Housed in a long, narrow room off Aungier Street, Uno Mas looks as if it's been airlifted in from Barcelona. Shelves laden with wine bottles hang on white walls above a dark green leather banquette that stretches from the door to the bar down the back. Perch here for views of the kitchen or settle in to one of the closely packed tables for a taste of Spanish sunshine.
The younger sister of Etto, Uno Mas has the same impeccable credentials as the perennially popular Italian: Using quality Spanish ingredients simply treated, the menu offers a thrilling walk through Spain’s eclectic culinary landscape.
Chef and business partner Paul McNamara (formerly of Etto and Lock’s) is the man with the pans, serving up the type of fuss-free, flavoursome food that put Etto on every food lover’s map.

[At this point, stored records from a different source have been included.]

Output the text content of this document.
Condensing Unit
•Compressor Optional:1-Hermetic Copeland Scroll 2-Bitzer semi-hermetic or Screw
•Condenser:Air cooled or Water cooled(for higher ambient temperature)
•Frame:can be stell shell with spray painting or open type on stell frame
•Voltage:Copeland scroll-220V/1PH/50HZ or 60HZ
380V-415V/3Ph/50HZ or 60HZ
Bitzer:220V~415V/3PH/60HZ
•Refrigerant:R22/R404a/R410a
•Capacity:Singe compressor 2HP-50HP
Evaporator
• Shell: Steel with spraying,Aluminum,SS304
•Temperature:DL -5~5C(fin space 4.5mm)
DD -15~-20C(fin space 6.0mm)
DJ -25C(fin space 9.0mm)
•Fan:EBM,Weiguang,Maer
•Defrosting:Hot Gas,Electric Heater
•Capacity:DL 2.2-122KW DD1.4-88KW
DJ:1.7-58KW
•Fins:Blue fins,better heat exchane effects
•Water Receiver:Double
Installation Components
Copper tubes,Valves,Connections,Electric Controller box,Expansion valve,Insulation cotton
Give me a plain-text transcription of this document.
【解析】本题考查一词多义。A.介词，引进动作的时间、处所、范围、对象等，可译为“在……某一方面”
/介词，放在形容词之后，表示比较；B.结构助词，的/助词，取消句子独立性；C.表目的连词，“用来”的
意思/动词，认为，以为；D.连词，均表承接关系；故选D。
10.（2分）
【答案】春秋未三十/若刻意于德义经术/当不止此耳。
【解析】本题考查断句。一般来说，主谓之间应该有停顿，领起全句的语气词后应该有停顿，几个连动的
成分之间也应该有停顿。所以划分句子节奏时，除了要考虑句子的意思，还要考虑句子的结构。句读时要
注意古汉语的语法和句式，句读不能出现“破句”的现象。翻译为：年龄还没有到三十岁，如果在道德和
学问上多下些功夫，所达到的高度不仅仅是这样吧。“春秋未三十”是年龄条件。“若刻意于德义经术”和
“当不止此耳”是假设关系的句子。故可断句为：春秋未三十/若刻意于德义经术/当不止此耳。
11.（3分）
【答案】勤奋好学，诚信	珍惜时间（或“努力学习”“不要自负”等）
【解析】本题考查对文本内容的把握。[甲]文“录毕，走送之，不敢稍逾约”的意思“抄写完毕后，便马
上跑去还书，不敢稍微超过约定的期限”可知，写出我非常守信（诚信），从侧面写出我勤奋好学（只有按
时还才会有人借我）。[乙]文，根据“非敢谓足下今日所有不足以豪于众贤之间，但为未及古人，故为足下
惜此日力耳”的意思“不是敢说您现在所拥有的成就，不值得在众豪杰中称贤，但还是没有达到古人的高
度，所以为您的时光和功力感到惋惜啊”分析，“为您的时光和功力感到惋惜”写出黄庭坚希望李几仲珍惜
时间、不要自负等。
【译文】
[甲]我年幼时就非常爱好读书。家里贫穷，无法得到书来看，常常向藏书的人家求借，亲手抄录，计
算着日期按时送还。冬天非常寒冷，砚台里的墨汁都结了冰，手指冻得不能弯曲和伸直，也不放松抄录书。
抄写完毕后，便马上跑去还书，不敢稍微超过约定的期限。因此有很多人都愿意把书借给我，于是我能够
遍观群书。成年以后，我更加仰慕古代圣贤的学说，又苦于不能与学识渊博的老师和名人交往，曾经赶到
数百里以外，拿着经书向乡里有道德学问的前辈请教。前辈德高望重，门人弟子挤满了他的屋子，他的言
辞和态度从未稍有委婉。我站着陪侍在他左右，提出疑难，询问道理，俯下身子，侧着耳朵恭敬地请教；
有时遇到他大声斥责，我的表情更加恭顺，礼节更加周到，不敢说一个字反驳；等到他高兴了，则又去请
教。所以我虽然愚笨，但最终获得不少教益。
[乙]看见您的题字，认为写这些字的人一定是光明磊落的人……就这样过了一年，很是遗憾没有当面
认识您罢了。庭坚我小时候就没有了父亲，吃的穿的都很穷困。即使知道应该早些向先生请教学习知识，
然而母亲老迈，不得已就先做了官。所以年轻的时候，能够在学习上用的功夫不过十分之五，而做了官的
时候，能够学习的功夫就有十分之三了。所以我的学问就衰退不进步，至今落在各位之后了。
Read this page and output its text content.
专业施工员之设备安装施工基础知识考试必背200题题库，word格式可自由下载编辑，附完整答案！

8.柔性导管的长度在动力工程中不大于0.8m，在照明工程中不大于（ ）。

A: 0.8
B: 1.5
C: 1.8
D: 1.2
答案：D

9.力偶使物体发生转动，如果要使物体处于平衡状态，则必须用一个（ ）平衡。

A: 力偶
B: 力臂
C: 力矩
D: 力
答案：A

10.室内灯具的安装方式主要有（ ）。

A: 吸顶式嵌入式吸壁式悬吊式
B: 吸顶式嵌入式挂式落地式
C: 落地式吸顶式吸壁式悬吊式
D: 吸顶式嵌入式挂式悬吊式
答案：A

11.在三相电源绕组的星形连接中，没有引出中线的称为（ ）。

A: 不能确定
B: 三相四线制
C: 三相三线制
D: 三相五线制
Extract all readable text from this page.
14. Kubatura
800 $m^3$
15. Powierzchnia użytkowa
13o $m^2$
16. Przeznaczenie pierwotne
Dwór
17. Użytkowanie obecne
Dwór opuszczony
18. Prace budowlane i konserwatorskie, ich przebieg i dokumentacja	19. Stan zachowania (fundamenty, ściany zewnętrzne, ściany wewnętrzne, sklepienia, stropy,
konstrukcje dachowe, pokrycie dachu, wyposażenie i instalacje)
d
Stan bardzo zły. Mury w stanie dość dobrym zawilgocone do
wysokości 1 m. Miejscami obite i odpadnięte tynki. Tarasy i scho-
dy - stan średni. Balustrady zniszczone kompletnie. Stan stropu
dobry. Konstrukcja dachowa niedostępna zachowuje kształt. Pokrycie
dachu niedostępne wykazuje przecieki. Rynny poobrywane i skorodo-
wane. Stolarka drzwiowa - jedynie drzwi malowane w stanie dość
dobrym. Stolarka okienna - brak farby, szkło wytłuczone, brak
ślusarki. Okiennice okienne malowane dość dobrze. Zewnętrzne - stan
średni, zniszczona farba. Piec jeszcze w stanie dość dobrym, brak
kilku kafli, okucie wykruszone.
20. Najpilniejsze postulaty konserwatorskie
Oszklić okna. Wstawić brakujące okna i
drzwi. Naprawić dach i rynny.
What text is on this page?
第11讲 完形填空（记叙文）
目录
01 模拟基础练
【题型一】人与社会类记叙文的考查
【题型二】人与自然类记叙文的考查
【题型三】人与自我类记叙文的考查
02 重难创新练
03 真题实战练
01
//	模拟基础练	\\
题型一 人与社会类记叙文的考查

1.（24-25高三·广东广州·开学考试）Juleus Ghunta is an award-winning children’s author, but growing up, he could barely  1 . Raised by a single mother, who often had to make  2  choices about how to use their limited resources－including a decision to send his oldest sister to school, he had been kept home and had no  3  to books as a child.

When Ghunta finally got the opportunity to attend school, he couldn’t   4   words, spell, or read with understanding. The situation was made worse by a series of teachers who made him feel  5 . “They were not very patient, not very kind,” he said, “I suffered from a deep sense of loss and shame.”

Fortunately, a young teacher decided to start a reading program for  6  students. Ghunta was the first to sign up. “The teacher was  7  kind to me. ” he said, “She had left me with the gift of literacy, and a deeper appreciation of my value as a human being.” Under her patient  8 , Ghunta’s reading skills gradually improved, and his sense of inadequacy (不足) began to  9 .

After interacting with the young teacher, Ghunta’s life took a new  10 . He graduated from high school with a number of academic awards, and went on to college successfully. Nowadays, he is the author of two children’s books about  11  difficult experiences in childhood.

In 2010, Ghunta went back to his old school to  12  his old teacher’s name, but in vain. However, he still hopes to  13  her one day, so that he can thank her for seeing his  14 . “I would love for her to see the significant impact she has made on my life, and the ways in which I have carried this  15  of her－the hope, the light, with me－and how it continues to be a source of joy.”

Snacks like lightly scorched padron peppers, crispy pigs’ ear and thinly sliced jamon Iberico are a great start and worthy introduction to the pure flavours on offer.
Simple sounding dishes like cockles in fino sherry or octopus with kale, potato and violet garlic all over deliver, with a wonderful fresh, by-the-sea taste explosion. While Paul’s seafood is exceptional, dishes like Ibérico pork presa with Pink Fir Apple potatoes pack a serious punch too.
Leave room for dessert: The simple sounding flan de queso is a knock-out and destined to become Uno Mas’ equivalent of Etto’s red wine prunes with vanilla mascarpone. We suspect this crème-caramel style dessert – made with cream cheese and topped with a butterscotch style caramel sauce – will never leave the menu.
As you’d expect from Liz and Simon, Uno Mas’s wine offering is exceptional, with over 150 mostly Spanish and Portuguese wines available, including many by the glass and a nice choice of sherry.
Hip and buzzy, booking is recommended in this hot spot, where you can expect to find chefs and food critics dining on their nights off.